Jerry Stelmok Introduces This Fancy Old Canoe: A Comprehensive Guide To Restoring Antique Canoes

April 19, 2024


by Mike Elliott, Kettle River Canoes

The foreword to This Fancy Old Canoe is written by Jerry Stelmok. Here is his introduction to the book.

In this, Mike Elliott’s second book on canoe restoration, he uses his first book, This Old Canoe, which treats the more commonly encountered types of canoe damage and repair — broken and rotted ribs, planking, gunwales, need for recanvassing, and such — as a springboard to address some of the less common and often more challenging afflictions found in certain antique (and I’ll use Mike’s appropriate term) fancy canoes.

In the late nineteenth and early third of the twentieth centuries, recreational canoeing became very popular. Not just to explore the backcountry but as a social phenomenon giving rise to large-scale urban canoe clubs and liveries.  On a Sunday afternoon on rivers such as the Charles in Boston, and the Detroit’s Belle Isle section, hundreds of canoes might be packed cheek by jowl ferrying sociable paddlers decked out in their finest outfits. These flotillas blossomed not only because they were fun and a chance to show off canoes, but also because they were one of the few acceptable activities where a fellow could be accompanied by his special girl unchaperoned — aside from the thousand or so other canoeists in proximity.

As an expression of this high-visibility exposure, the canoeing public began demanding finer, more strikingly adorned canoe models with more “flare.” Not merely fancy paint jobs, but higher, more romantic sheer lines, long decks leading to open cockpits with coamings, pennant holders, etc.

The builders responded.  From the 1890s through the 1930s, with great skill and attention to detail, they employed extreme steam-bending of gunwales, stems and decks, to achieve the desired romantic flavor.  Among these builders were Robertson, Brodbeck, and Arnold, in the Boston region.  In Maine, they included Williams and Heckman in Kennebunk, Morris in Veazie, and Old Town in Old Town.

To make the canoes practically capsize proof, hollow air chambers termed sponsons were installed beneath the gunwales on some models.

All these extraordinary features present challenges that require innovative restoration procedures when they turn up as broken, dry rotted, or missing components in antique canoes to be repaired.
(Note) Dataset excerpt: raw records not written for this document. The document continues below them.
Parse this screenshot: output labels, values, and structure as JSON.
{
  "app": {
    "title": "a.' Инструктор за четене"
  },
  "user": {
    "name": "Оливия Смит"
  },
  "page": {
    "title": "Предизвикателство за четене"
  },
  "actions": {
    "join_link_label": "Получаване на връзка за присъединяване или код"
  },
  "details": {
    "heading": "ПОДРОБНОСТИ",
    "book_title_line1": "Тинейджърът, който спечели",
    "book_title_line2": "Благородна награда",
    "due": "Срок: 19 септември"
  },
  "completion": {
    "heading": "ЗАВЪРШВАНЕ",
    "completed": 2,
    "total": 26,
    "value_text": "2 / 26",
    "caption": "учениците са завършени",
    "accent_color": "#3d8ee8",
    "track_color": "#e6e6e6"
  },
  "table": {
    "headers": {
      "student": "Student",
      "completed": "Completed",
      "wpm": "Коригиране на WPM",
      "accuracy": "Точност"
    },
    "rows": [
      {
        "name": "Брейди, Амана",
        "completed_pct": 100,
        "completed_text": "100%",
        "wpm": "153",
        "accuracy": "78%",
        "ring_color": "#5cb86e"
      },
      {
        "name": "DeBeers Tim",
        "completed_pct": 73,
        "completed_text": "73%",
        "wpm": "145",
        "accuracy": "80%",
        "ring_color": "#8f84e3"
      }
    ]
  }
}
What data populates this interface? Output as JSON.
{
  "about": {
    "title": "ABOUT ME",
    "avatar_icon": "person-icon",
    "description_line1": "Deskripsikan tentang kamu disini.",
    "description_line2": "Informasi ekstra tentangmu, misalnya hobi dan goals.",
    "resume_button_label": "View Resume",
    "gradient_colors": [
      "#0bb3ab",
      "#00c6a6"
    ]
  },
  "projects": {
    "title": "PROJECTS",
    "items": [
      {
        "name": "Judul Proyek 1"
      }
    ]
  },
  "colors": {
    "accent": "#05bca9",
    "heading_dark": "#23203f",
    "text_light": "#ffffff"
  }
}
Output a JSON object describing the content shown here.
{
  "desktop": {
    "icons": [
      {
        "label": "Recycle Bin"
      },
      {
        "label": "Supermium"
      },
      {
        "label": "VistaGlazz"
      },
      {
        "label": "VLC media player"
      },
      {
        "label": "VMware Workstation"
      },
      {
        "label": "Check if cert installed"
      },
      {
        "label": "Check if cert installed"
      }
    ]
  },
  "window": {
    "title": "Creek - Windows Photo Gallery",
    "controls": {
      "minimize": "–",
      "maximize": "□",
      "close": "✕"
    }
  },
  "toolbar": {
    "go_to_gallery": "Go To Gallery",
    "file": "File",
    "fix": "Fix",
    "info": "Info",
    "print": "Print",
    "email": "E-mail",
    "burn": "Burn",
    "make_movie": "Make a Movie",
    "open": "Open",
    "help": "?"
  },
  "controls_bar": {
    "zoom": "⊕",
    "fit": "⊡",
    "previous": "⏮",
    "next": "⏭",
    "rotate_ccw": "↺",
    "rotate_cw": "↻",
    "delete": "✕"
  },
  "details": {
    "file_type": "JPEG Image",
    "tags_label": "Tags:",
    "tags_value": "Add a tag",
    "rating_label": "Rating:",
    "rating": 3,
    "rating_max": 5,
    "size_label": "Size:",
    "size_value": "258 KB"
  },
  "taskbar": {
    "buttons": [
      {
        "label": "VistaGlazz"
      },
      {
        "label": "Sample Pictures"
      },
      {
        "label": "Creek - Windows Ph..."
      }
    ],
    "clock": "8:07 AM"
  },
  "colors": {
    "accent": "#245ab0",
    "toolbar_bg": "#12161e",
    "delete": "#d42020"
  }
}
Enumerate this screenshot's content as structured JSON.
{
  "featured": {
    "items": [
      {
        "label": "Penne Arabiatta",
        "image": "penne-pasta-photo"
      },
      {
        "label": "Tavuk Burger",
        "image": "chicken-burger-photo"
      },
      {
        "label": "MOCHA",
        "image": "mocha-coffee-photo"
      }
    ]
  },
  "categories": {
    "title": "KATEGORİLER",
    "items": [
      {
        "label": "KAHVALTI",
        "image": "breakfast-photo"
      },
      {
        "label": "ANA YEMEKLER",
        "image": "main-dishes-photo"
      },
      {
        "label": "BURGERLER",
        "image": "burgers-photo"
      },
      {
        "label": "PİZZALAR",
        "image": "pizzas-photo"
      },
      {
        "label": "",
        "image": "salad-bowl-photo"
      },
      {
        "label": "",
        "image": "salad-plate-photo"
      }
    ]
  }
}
Mike breaks down these issues into various categories.  With detailed instructions and clear photographs, he describes how to go about fixing the problems at hand.

It has been said that there’s more than one way to skin a cat. I’ve never skinned a cat, and never plan to. I like cats, although maybe not as much as I do dogs. The point is that, in my years of experience, I don’t necessarily employ the same techniques as Mike does for each task. Nor does the fellow down the road from me, Rollin Thurlow, who has been at canoe building/restoration as long as I have.  He has also developed his own skills and methods. (But then, our town of Atkinson, Maine, is just possibly unique in that it has a full-time canoe shop for every 150 residents.) The late great Jack McGreivey of New York, considered by many of us to be the Dean of canoe restoration, had developed his own methods of tackling these challenges, too. Simply put, there is no single correct solution to address these often-complex issues. Mike freely points this out. His own methods are straight-forward and offer directions that, with care and some skill, should lead to success.

An important section of the book that I find very interesting is the restoration and repair of the various all-wood canoes manufactured in the Peterborough-Lakefield region of Ontario.  Builders such as Herald and Stephenson, as early as the 1860s, made many types.  These differ from the wood and canvas canoes in that their wooden hulls had to be perfectly watertight without a waterproof skin. I have very little knowledge about restoring such canoes, but I have always been impressed with their artisanship and the obvious challenges they present. Mike takes on a few of these himself and widens the book’s scope with excellent contributions from Sam Browning in the UK, who shares his experience restoring these impressive watercraft. Such is the value of the internet in all its forms when it is employed as it was initially intended — for sharing information.

Of course, numerous posts on the various apps and services these days offer advice.  Some are excellent and some are sketchy.  Some that are dependable are the Forums on the website of the Wooden Canoe Heritage Association (forums.wcha.org).

Still, when confronted with an exquisite courting canoe in need of major restoration; or just a more ordinary canoe that has issues with those unwieldy sponsons, you will find nothing quite as accessible and reassuring as a credible book on your bench. That is why This Fancy Old Canoe can be your best place to start.